At the height of war with Iran, the US government exported 70 shipments (including Bacillus anthracis) of pathogenic (i.e., 'disease producing'), toxigenic (or 'poisonous'), and other biological research materials to Iraq pursuant to application and licensing by the U.S. Department of Commerce. The U.S. Centers for Disease Control (CDC) sent Iraq 14 separate agents "with biological warfare significance," according to Senator Riegle's investigators. It did not matter to the US government that Saddam Hussein was using 101,000 chemical munitions against Iran. When the Iraqi military turned its chemical weapons on the Kurds in 1988, killing approximately 5,000 people in the town of Halabja and injuring thousands more, the Reagan administration actually sought to hide Iraqi leadership culpability by suggesting that the Iranians might have carried out the attack.
The U.S. Navy cruiser USS Vincennesshot down Iran Air Flight 655 within Iranian airspace which killed all 290 civilian passengers and crew on July 3, 1988. The United States has never formally apologized for the attack, and instead in 1990, Captain William Rogers was awarded the Legion of Merit by President George W. Bush for his service as the Commanding Officer of the Vincennes.
Even after all these years with Saddam Hussein killed, and the Iranian revolution 33 years old, the relationship between the USA and Iran has not improved an iota. The USA continues to provide material support for terrorist activities inside Iran and has been at the forefront of its all-out economic war, at the behest of Israel, against Iran, falsely accusing that the latter is trying to develop nuclear weapons. This charge is absurd given the fact that Iran’s uranium enrichment program is for peaceful purposes and that both Israeli and US intelligence agencies have concluded that Tehran is not developing a nuclear bomb.

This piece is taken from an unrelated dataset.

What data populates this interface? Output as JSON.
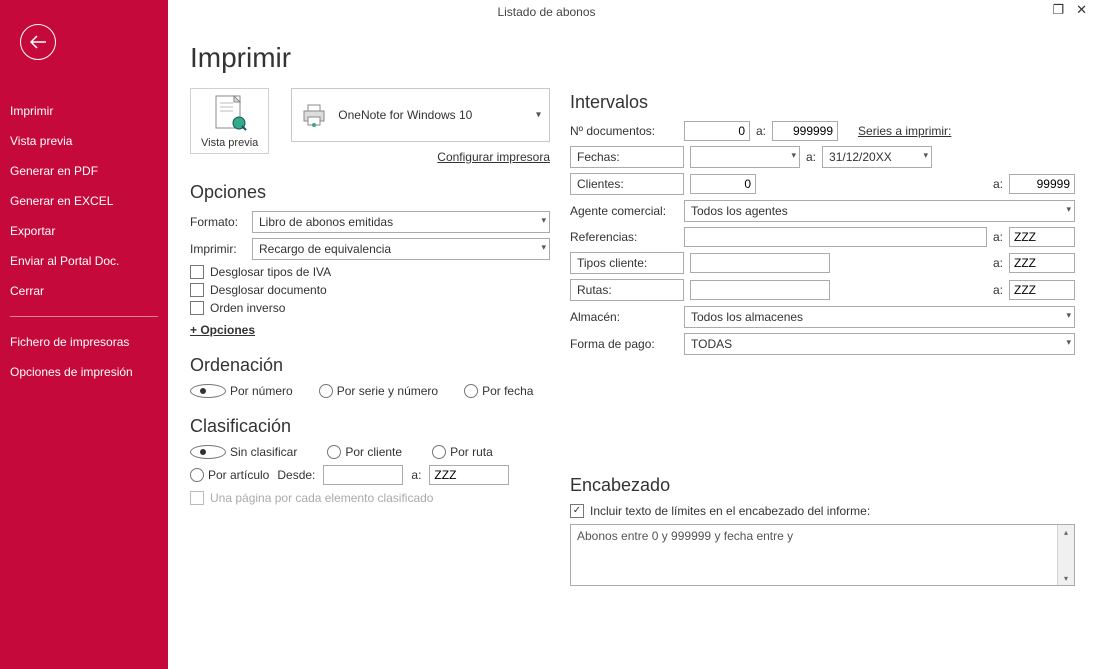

The Iranian leaders, since at least 1997, have maintained that they are not after nuclear bombs. In 2006 President Ahmadinejad declared that “Nuclear weapons have no place in Iran’s defense doctrine and Iran is not a threat to any country.” In his interview with NBC’s Brian Williams he said, “We are against atomic bomb.” In 2009, the Iranian supreme leader Ayatullah Ali Khamenei declared, “We fundamentally reject nuclear weapons and prohibit the use and production of nuclear weapons.” He even issued a fatwa.
Can Ms. Clinton cite a single such statement from any of the Israeli leaders about their own nuclear program? The State of Israel from day one of her illegitimate birth has been an aggressor and at war with all her neighboring countries. Who is threatening whom?
And yet, despite many such clear denouncements of nuclear weapons by Iranian leaders and repeated assurances, along with the unequivocal assessment by her own government’s intelligence agencies, Secretary Clinton had no bite of conscience to repeating lies against Iran.
During her visit to Bangladesh, Ms. Clinton advocated for “non-interference” in Grameen Bank, urging the Bangladesh government not to hamper the internal operations of the bank. One simply wishes if she is ready herself to walk the talk when it comes to Iran. Her behavior can be summed up by a single word - Hypocrisy!